Esta repugnante história deve ser analisada em duas perspectivas. Na perspectiva política é a prova de que o crime compensa. Já nem se trata de falar de coisas complicadas. Trata-se só de constatar que não foi beliscada sequer com a mais pequena penalização política. Mais: parecendo ter por pano de fundo do saco azul tentáculos que vão dar a financiamentos partidários, a mulher não negou que dirigentes do seu partido estavam, nesta fase, a par do regresso, não se demarcou de aparentes cumplicidades políticas, nunca a pena de expulsão chegou aos órgãos nacionais do partido, envolveu o nome do PM dizendo que sabia estar ela inocente e, num ápice, após a libertação, aparecem 30 cartazes espalhados pela terra e 5 automóveis com a cara radiante nos vidros cravada. Tudo preparado com a devida antecedência. De fugitiva a regressada, de banida a aturada, de arrasada a vitoriosa. Só podia ser ficção. Mas não é. Na perspectiva judicial, então, não há palavras que cheguem. Pelo que se sabe da imprensa, a juíza libertadora não esclareceu publicamente a fundamentação total da decisão.
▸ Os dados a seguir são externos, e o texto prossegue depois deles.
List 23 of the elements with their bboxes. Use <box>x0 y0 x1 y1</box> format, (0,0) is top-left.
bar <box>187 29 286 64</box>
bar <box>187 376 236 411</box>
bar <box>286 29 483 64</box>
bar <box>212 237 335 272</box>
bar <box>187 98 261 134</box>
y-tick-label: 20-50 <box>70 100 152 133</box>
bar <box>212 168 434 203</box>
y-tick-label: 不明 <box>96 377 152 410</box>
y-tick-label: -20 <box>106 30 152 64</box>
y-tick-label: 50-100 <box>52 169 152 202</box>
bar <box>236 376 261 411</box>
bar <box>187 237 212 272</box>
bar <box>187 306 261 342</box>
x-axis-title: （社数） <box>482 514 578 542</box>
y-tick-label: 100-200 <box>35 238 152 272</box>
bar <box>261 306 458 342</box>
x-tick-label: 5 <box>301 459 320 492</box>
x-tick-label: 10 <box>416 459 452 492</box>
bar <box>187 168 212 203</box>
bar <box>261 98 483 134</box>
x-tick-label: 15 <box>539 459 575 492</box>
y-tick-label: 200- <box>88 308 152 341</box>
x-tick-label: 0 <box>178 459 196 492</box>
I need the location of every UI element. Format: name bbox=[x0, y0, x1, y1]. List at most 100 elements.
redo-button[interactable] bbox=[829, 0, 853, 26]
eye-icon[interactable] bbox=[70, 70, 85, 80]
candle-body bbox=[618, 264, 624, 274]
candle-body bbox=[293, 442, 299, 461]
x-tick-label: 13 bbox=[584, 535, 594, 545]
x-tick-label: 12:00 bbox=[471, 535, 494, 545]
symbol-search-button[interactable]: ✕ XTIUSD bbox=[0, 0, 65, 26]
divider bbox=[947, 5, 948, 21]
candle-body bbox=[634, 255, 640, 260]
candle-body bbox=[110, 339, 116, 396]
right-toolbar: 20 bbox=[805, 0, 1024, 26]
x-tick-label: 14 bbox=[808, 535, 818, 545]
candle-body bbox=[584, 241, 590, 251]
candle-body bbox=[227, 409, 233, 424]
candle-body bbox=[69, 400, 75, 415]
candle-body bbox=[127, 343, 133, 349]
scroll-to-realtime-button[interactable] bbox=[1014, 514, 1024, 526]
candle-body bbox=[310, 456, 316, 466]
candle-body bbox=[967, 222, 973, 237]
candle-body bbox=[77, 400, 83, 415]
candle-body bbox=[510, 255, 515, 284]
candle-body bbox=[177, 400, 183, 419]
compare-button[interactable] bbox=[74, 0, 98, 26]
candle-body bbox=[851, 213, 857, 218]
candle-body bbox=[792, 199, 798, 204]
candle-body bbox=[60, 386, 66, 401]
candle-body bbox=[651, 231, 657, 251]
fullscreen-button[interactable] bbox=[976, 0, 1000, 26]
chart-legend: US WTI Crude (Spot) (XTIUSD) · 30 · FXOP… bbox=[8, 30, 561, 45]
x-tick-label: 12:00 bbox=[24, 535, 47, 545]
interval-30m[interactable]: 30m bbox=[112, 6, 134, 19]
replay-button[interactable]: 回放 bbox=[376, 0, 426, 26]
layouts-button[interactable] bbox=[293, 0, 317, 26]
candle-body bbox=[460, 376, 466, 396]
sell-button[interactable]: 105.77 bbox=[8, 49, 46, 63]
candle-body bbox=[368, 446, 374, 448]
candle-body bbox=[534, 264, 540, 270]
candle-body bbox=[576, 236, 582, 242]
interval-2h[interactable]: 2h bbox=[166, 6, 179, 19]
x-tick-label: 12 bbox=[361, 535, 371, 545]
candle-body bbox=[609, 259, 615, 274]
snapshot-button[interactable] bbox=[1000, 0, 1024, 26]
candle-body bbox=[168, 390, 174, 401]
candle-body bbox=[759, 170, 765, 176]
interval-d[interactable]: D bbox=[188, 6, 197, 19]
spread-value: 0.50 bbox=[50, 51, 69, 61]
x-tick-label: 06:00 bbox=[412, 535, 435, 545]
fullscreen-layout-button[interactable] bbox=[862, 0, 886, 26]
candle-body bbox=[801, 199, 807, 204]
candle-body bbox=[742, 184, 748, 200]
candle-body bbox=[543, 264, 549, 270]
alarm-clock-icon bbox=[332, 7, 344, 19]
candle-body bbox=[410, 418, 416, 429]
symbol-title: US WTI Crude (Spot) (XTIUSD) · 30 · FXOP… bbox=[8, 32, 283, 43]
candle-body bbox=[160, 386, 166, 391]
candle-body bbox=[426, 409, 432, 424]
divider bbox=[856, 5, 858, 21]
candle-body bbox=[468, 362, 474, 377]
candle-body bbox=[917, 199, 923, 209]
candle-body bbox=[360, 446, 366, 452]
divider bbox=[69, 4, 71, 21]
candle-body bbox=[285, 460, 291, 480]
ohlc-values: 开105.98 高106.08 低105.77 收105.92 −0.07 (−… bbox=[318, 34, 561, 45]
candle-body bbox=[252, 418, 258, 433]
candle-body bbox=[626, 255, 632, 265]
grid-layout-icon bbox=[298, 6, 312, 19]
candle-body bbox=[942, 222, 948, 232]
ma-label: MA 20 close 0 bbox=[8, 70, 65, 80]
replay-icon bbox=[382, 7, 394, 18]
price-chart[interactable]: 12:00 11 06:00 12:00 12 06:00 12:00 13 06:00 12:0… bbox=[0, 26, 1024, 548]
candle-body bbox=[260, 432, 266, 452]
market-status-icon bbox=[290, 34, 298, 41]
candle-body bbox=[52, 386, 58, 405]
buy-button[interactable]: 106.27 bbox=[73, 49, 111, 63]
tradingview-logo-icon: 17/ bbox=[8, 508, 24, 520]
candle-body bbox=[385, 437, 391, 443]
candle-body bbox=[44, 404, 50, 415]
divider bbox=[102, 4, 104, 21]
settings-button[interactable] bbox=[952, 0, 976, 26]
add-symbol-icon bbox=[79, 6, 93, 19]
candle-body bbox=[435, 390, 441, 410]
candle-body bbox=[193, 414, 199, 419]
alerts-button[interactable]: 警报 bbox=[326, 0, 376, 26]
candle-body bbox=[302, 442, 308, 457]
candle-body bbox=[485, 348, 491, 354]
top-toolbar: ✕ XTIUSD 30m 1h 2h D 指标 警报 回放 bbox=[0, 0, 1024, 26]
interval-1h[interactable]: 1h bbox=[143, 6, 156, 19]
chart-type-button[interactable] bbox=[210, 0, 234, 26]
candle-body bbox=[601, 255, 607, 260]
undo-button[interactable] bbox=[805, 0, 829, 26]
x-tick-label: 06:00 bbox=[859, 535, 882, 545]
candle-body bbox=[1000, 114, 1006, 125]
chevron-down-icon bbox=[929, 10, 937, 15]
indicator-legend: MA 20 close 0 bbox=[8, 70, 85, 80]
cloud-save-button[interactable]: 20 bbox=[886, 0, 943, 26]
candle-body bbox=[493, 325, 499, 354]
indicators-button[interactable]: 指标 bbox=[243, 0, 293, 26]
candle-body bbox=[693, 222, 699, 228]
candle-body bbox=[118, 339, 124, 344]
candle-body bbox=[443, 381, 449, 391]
Parece que sustentou que a manutenção da medida de coacção “poderia afrontar a justiça” (!) – que é o mesmo que dizer que se houver nuvens, pode chover. E que não haveria perigo de fuga, o que não parece mal pensado, perante a personagem e o passado recente. No mais, tratando sempre respeitosamente a arguida pelo título obtido numa remota licenciatura, dela disse que esteve envolvida numa “aparente fuga à Justiça” e que a arguida “encontrava-se ausente, alegadamente, para o Brasil” (e assim se escreve bom português). Nunca lhe disseram que a justiça tem que ter uma forte componente pedagógica e que a senhora julga na Terra e não em Plutão. Com tão pungente piedade, bem se percebe a única dúvida que terá assaltado a ex-fugitiva na PJ do Porto: “o que é que eu estou aqui a fazer? Não era isto que estava combinado. Eu tenho é que ir para o Tribunal de Felgueiras”.

De tudo, fica a dúvida se este país anda a gozar connosco. Se acha que somos todos tontos ou mentecaptos. E a certeza de que casos destes, como de outras negociatas e afins, são devastadores para o regime. A credibilidade das instituições ronda a nulidade, o funcionamento dos tribunais é uma anedota e o país um lamaçal. Definitivamente, este país é uma terra de gente mal formada. E por isso deformada.

 
At 27 de setembro de 2005 às 18:34, Anonymous Anónimo said...

Não percebi nada do que escreveu. Afinal em quem vai votar? No Taveira Pinto, no Isidro ou no Lizardo? Explique-se, homem, e deixe-se de conversa fiada.

 
At 28 de setembro de 2005 às 01:45, Anonymous Anónimo said...

esse tal senhor Isidro por acaso não é associado de uma empresa de construção civil nos Foros do Arrão!?!?! se calhar já está comprometido nesses lobis

 
At 28 de setembro de 2005 às 08:55, Anonymous Pedro Manuel said...

Não percebeu, leia outra vez!

Só posso votar no Isidro Carvalho da Rosa.

 
At 28 de setembro de 2005 às 09:42, Anonymous João Antunes said...

Escreve o:
«Anonymous
esse tal senhor Isidro por acaso não é associado de uma empresa de construção civil nos Foros do Arrão!?!?! se calhar já está comprometido nesses lobis»

Este é o tipo de campanha feita pela equipa do Dr. Taveira Pinto.
É já o desespero latente de quem está a ver que vai perder o "tacho"

 
At 28 de setembro de 2005 às 09:48, Anonymous Anónimo said...

esse tal sr. Pinto não é por acaso o gajo que está embrulhado com a polícia judiciária por causa das negociatas acerca de licenças de construção e das "influências" no clube da terra?

 
At 28 de setembro de 2005 às 09:50, Anonymous Anónimo said...

Sr. Pedro Manuel para a próxima seja mais práctico em termos de linguagem e não plageie tanto os livros por onde lê. Mas vamos ao que interessa: o primeiro dia de campanha parece que não correu muito bem para as ostes laranjas. O sr. director de campanha, não apareceu, anda muito ocupado, a fazer campanha para outro candidato!